Gonna be real, the sense of hope in this record I am struggling to believe in anymore.
Releasing this and getting whacked with ME/CFS and POTS was ... well, I did an EP about that. I thought things were going up, and there was a forward momentum in my life. That's kinda gone. Also given that the mixing engineer and I had a massive and horrid falling out (and there were issues with the mix/mastering which were mostly due to me being so burnt out on the end I didn't care about it being over-compressed, as well as the mixing engineer having serious mental health issues), coupled with the fact it wasn't reviewed by press that usually covers my label for reasons I cannot fathom, I feel kinda disappointed in this record. It took 7 years to make - and I do not want to take that long to make a record ever again. I do not want anybody to mix my records but me. I don't want records to be hard to make, but joyful. This was actually more miserable to make than its predecessor, even if I was (mostly) less mentally unwell when making it.
That being said, compositionally I wouldn't change a thing. The final track is still my favourite song I've ever worked on, and a lot of it is because of Otay's incredible performance (as well as HHH and Charlie Looker). The sound design I am proud of. Making gore sounds for A Puzzle with a wet towel and bucket (Thanks Vi and Kiera for helping), making synths make sounds they shouldn't, converting random text files into WAVs via audacity... sound design is my passion, and hopefully that passion is evident here.
Luckily, the feedback from the only people who matter - the fans - has been more than enough.

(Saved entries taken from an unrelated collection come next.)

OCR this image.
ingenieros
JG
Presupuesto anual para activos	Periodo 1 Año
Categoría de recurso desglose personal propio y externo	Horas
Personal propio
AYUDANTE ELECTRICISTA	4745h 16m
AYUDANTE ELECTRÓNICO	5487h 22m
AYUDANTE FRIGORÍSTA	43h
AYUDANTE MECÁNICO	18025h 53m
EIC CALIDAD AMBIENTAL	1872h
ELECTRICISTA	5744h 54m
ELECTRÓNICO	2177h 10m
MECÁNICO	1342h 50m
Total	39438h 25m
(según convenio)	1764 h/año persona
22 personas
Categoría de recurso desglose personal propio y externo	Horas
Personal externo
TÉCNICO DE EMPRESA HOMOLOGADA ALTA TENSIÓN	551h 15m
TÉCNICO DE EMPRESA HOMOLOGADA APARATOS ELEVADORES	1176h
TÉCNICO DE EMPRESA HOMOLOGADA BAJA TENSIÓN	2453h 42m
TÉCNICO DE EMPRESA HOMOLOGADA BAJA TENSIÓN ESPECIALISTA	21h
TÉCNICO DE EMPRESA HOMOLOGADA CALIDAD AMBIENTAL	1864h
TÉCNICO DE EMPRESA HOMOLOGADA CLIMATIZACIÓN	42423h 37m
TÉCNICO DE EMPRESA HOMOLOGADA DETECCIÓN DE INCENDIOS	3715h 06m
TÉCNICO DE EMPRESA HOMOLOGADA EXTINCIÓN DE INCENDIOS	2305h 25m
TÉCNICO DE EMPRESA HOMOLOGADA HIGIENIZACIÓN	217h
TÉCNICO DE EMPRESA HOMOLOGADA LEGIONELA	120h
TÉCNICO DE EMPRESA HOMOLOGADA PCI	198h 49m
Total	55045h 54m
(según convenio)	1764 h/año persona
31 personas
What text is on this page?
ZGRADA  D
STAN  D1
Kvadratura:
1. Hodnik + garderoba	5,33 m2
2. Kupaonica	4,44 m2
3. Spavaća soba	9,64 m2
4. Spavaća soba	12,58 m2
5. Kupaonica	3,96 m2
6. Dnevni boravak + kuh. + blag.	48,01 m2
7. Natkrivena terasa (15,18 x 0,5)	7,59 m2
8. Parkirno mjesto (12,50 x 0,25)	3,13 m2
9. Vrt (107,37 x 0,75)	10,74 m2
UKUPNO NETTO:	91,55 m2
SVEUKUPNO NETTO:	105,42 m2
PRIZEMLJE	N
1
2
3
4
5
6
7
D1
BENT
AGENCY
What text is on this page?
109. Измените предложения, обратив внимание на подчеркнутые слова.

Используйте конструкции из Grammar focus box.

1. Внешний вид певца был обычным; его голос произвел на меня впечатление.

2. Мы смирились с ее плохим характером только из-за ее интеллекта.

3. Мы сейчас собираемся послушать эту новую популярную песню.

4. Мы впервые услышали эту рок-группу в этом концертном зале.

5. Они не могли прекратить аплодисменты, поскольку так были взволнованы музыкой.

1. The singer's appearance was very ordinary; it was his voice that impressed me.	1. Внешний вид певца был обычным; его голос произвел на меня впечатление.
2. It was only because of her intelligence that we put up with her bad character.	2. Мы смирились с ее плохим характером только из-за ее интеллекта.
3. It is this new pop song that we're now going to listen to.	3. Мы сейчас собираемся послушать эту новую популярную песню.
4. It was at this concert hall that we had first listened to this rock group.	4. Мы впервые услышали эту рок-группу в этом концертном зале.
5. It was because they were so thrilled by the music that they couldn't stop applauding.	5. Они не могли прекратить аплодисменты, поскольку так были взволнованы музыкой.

Really, hearing how much this record means to so many really makes all the pain worth it. While IL is my 5th record, it felt like a difficult 2nd after The Origin went viral. The pressure was high. Sure, many prefer my pessimistic/suicidal/sparse material to my relatively more hopeful stuff, but I am glad its not everybody. To be blunt, seeing how people reacted kinda kept me alive. I was really at breaking point by the time this was finished - which is why I insisted it was surprise-dropped (the Flenser didn't want this at all), I didn't have the spoons or capacity for marketing campaigns. But the record found its way to the people who needed it. And for that I am grateful.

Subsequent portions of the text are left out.